When we look at an infant or a small child their desires seem both natural and simple. It is basically about food. Adult humans who want to study Buddhism don’t have desires that are natural and simple. They are more complex. I should add, too, that these desires easily become addictions. I need my cigarettes and my beer, just to name a few such addictions. Then I have a lot of things spinning around in my noggin. Lot’s of fantasies and dialogues going on—fear and anxiety, too. Even loneliness than I can’t seem to get rid off. All this can be thought of as blowback from our desires.
Now the question we need ask is where do these desires come from? Do they come from outside or inside? And if we want to control them do we look to the inside or to the outside? The obvious answer is desire starts from the inside. In a way, we are desire-beings existing through our conditioned psycho-physical body, enjoying the pleasures it offers (mainly sexual) while, at the same time, working to make more desires a reality. But as I briefly mentioned earlier, there is blowback from desire especially when it has turned into addiction: a certain desire that has to be repeated for fear that its absence should turn into psychological suffering.
In Buddhism the second noble truth which is about the origin of suffering is actually about clinging to the psycho-physical body, otherwise known as the five skandhas. We have to keep in mind that the first noble truth which is pain, is the five skandhas consisting of physical form, feeling, perception, volitional formations, and consciousness. Our connecting with the body of suffering—the origin of suffering—occurs at conception so that we constantly desire it without a break except at the body’s death. According to the Buddha the only way to stop such desire is realize what is other than suffering, impermanence and not the atman. This is the unconditioned. With this realization we can then progressively liberate our actual self from its entanglement with the conditioned psycho-physical body.
meant to post the link to the articles i copied in my previous post - it can be found at the following:
http://news.dhamma.org/2016/04/the-buddhas-declaration-of-non-sectarianism/
Posted by: smith | May 11, 2016 at 05:15 PM
The Buddha’s Declaration of Non-Sectarianism
April 14, 2016
In a 1991 public talk in Myanmar, Goenkaji referred to the Udumbarika Sutta (see our June 2015 issue). This famous discourse declares that the Buddha’s teaching is open to one and all, regardless of their spiritual beliefs or allegiance. Following is a passage from the sutta.
Let any man of intelligence come to me who is sincere, honest and straightforward; I will instruct him, I will teach him Dhamma. If he practices as he is taught, then within seven years in this very life he will attain, by his own insight and realization, the very goal for the sake of which young men of good family go forth from the household life into homelessness. That is, he will attain the culmination of a life of purity, and will abide in that state.

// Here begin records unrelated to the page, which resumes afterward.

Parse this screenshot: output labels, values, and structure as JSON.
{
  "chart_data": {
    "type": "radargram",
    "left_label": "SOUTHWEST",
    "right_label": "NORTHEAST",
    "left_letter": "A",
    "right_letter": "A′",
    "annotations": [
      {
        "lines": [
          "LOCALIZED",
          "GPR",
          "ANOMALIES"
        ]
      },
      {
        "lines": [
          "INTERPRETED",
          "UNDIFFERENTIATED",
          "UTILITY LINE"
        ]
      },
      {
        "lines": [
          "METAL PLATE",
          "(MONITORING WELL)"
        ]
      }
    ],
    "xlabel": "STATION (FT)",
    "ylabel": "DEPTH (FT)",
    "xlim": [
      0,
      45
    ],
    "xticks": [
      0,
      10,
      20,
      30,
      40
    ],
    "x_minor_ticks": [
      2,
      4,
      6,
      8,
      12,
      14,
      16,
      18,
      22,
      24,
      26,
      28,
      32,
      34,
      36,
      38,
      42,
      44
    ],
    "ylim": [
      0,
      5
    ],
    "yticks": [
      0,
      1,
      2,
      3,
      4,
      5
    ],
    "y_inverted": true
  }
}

Let alone seven years—in six years, five, four, three, two years, one year … seven months, six months, five, four, three, two months, one month, half a month. Let alone half a month—in seven days he can attain that goal.

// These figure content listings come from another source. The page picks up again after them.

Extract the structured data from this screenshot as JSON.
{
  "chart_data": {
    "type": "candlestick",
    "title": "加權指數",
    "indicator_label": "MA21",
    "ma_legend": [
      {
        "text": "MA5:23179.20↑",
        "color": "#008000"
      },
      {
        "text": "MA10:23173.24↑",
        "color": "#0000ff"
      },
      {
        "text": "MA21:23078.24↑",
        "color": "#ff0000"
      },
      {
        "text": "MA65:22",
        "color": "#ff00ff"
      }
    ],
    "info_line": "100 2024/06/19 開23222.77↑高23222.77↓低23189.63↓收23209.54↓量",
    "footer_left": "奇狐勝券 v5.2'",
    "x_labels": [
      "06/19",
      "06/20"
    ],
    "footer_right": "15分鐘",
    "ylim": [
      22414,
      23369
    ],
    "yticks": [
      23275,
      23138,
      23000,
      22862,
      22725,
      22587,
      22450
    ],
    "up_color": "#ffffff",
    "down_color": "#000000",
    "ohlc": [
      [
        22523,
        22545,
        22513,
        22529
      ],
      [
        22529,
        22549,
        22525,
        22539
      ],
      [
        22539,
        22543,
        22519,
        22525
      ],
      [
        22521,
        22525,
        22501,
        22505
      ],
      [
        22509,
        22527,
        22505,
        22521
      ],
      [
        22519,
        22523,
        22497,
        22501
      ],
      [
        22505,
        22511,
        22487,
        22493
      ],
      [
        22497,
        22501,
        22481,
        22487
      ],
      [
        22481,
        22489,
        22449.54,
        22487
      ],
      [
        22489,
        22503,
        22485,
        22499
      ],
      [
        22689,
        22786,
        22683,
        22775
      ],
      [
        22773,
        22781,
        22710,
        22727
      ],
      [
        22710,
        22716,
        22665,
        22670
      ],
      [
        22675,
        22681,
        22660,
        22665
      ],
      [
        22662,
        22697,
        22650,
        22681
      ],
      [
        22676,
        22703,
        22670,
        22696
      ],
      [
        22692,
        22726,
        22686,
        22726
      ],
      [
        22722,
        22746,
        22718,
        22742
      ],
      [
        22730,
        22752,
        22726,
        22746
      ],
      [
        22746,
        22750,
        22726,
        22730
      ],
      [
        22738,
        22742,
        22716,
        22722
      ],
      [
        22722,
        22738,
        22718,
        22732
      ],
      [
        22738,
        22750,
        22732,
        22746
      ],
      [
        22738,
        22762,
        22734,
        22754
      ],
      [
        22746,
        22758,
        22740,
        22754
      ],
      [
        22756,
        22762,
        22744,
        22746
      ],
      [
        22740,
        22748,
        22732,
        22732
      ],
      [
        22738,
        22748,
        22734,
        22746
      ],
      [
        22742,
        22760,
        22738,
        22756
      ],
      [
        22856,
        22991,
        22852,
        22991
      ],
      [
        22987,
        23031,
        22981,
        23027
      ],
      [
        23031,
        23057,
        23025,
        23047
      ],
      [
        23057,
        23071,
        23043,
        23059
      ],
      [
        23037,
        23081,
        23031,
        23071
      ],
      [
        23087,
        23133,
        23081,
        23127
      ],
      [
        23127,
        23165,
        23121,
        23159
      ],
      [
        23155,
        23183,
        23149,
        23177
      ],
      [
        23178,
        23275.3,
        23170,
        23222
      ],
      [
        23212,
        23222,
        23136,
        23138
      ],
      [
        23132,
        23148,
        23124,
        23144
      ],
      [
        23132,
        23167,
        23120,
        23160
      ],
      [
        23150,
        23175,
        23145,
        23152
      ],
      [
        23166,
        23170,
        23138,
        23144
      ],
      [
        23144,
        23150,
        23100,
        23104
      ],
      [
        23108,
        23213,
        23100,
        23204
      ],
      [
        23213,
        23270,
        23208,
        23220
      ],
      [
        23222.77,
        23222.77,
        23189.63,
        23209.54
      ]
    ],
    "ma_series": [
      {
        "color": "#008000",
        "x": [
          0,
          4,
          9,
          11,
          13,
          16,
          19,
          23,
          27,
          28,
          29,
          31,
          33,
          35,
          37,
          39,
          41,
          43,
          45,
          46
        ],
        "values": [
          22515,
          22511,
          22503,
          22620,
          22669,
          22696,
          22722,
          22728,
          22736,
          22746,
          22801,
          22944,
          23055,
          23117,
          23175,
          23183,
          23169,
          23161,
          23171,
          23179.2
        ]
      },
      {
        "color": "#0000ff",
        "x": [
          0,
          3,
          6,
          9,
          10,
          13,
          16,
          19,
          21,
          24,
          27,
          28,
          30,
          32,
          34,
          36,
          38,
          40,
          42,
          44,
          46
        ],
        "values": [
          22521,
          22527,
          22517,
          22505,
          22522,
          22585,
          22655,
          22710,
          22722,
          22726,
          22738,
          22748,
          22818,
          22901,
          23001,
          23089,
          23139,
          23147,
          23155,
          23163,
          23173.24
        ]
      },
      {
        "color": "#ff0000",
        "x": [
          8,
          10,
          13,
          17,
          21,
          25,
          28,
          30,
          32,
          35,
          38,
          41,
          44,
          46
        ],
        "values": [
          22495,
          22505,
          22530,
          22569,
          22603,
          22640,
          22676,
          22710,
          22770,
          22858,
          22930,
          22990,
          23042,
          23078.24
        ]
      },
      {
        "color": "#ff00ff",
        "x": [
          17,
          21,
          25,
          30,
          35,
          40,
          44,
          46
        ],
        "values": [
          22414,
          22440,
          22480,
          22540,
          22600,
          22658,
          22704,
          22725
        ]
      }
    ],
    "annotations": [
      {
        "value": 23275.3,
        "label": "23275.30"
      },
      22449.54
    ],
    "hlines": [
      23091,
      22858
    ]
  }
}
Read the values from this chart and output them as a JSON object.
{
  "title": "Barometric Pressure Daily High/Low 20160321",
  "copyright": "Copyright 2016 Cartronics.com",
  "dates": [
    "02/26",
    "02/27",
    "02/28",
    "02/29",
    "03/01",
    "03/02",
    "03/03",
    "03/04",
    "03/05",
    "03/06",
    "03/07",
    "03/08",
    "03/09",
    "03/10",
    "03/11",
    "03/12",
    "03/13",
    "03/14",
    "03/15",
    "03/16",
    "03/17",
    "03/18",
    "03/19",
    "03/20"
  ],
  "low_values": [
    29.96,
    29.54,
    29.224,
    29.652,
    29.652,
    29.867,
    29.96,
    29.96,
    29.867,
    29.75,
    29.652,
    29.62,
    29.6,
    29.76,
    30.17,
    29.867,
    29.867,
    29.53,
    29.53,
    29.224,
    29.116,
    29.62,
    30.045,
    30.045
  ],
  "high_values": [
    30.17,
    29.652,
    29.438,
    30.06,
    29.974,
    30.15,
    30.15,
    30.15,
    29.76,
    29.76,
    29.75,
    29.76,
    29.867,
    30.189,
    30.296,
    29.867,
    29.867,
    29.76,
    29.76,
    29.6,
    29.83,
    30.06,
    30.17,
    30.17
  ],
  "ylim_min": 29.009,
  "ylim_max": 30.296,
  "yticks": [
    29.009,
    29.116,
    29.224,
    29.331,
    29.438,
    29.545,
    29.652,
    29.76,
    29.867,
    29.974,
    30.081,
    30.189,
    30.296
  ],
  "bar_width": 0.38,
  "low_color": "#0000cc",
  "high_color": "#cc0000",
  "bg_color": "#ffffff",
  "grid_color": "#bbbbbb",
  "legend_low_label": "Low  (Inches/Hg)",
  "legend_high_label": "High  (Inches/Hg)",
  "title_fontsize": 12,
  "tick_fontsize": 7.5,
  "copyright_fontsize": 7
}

Now you may think, “The ascetic Gotama says this out of a desire to win disciples.” But that is not how you should look at it. Let him who is your teacher remain your teacher.

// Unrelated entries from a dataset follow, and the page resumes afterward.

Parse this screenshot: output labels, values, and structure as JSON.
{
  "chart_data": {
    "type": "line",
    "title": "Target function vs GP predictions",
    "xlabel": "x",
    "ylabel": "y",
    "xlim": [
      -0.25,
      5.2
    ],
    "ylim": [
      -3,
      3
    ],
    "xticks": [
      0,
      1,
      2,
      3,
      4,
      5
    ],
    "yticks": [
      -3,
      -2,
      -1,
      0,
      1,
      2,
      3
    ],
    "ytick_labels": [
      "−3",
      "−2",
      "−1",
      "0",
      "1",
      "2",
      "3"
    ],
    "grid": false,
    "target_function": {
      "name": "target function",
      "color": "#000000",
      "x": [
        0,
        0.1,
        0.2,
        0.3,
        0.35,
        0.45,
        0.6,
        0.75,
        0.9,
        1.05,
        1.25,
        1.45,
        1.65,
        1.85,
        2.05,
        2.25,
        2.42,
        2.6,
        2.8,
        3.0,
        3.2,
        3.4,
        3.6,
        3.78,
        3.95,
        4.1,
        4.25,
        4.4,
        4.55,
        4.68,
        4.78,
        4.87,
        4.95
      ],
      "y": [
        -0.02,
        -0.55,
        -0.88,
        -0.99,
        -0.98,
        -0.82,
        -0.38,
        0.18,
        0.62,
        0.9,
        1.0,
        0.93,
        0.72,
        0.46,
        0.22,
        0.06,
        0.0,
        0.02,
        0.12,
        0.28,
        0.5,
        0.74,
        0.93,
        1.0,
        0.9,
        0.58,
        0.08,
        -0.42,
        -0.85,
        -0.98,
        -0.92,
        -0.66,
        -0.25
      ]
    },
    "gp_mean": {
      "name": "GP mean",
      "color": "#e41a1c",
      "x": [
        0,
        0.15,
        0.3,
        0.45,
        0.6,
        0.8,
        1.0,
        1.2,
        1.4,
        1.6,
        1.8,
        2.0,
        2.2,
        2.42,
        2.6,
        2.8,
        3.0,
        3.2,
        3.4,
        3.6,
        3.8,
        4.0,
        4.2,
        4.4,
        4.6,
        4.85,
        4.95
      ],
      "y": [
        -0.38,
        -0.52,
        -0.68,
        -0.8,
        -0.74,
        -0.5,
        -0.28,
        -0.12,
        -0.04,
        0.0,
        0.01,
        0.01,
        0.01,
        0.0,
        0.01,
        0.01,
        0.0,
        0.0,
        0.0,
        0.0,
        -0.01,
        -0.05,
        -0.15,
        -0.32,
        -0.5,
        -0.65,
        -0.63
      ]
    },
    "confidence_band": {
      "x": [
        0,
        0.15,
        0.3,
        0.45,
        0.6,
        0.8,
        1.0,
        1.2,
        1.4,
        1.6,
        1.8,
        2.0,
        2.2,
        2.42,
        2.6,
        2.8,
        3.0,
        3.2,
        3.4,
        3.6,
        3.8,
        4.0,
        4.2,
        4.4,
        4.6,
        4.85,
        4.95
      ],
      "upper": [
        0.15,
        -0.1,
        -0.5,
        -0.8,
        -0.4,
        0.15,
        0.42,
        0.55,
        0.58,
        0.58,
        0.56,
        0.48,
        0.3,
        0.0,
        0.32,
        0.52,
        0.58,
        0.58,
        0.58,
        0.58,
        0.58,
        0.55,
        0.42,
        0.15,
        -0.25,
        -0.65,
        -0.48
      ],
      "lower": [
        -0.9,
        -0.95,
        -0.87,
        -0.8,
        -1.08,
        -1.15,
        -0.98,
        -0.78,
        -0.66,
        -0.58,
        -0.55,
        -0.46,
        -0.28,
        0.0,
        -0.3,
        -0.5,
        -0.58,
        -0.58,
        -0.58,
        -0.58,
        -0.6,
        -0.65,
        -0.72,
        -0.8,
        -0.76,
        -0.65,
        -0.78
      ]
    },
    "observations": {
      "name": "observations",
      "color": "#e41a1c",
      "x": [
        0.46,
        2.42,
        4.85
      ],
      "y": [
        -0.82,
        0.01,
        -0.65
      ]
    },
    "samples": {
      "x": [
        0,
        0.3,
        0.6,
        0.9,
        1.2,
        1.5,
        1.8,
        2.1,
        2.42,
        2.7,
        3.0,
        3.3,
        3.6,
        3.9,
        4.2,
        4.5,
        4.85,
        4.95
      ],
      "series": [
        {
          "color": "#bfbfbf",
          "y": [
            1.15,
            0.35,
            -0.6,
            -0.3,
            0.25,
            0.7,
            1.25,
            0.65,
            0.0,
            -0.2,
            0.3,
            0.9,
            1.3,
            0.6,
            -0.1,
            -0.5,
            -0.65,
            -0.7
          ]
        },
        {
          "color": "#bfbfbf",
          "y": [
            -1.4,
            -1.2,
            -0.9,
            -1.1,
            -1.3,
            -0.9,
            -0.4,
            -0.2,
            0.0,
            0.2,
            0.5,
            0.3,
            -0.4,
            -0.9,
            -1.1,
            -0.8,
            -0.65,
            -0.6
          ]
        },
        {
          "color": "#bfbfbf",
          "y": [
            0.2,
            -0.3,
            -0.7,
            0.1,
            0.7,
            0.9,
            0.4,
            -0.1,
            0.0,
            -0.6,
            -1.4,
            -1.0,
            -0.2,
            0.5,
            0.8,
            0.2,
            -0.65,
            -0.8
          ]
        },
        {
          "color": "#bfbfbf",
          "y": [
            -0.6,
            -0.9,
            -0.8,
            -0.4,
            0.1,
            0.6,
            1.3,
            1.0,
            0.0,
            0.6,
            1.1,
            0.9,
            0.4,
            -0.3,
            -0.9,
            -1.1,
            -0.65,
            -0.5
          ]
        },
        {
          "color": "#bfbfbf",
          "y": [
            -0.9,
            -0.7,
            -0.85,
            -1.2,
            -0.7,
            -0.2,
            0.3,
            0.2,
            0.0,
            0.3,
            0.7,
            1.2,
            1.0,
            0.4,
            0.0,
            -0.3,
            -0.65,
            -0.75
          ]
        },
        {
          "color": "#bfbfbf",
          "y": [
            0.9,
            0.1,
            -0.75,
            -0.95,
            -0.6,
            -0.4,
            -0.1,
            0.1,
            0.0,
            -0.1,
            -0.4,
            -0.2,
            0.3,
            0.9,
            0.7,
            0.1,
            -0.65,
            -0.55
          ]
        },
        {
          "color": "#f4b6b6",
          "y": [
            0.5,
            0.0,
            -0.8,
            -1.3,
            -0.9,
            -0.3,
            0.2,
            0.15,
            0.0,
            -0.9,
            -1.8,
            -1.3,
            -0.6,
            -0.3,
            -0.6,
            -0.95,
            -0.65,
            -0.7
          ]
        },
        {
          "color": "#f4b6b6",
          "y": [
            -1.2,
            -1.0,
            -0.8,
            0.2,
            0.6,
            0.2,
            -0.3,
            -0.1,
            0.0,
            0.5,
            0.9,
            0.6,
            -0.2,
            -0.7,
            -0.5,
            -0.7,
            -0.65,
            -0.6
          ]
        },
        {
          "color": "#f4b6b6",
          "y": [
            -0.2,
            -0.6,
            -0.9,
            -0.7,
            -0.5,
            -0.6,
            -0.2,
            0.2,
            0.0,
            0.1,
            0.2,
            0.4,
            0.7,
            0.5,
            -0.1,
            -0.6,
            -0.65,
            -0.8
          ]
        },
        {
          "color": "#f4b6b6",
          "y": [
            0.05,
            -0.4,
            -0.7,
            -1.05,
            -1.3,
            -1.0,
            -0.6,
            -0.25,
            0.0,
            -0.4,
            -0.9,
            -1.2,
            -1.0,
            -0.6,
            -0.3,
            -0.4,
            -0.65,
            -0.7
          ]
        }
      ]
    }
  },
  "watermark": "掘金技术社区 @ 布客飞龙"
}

Or you may think, “The ascetic Gotama wants us to abandon our rules.” But that is not how you should look at it. Let your rules remain as they are.
Or you may think, “The ascetic Gotama wants us to abandon our way of living.” But that is not how you should look at it. Let your way of living remain as it is.
Or you may think, “The ascetic Gotama wants us to get involved in activities that are unwholesome according to our teaching and considered to be unwholesome among us.” But that is not how you should look at it. Let whatever you consider to be unwholesome continue to be considered unwholesome.
Or you may think, “The ascetic Gotama wants to estrange us from activities that are wholesome according to our teaching and considered to be wholesome among us.” But that is not how you should look at it. Let whatever you consider to be wholesome continue to be considered wholesome.
I do not speak for any of these reasons.
There are unwholesome things that, if not abandoned, are corrupting, leading to rebirth, fearsome, bringing the fruit of suffering in future, associated with birth, decay and death. It is for the abandonment of these that I teach Dhamma. If you practice accordingly, the sources of corruption will be abandoned, the sources of purity will increase, and by your own insight and realization you will all attain and dwell, in this very life, in the fullness of abounding wisdom.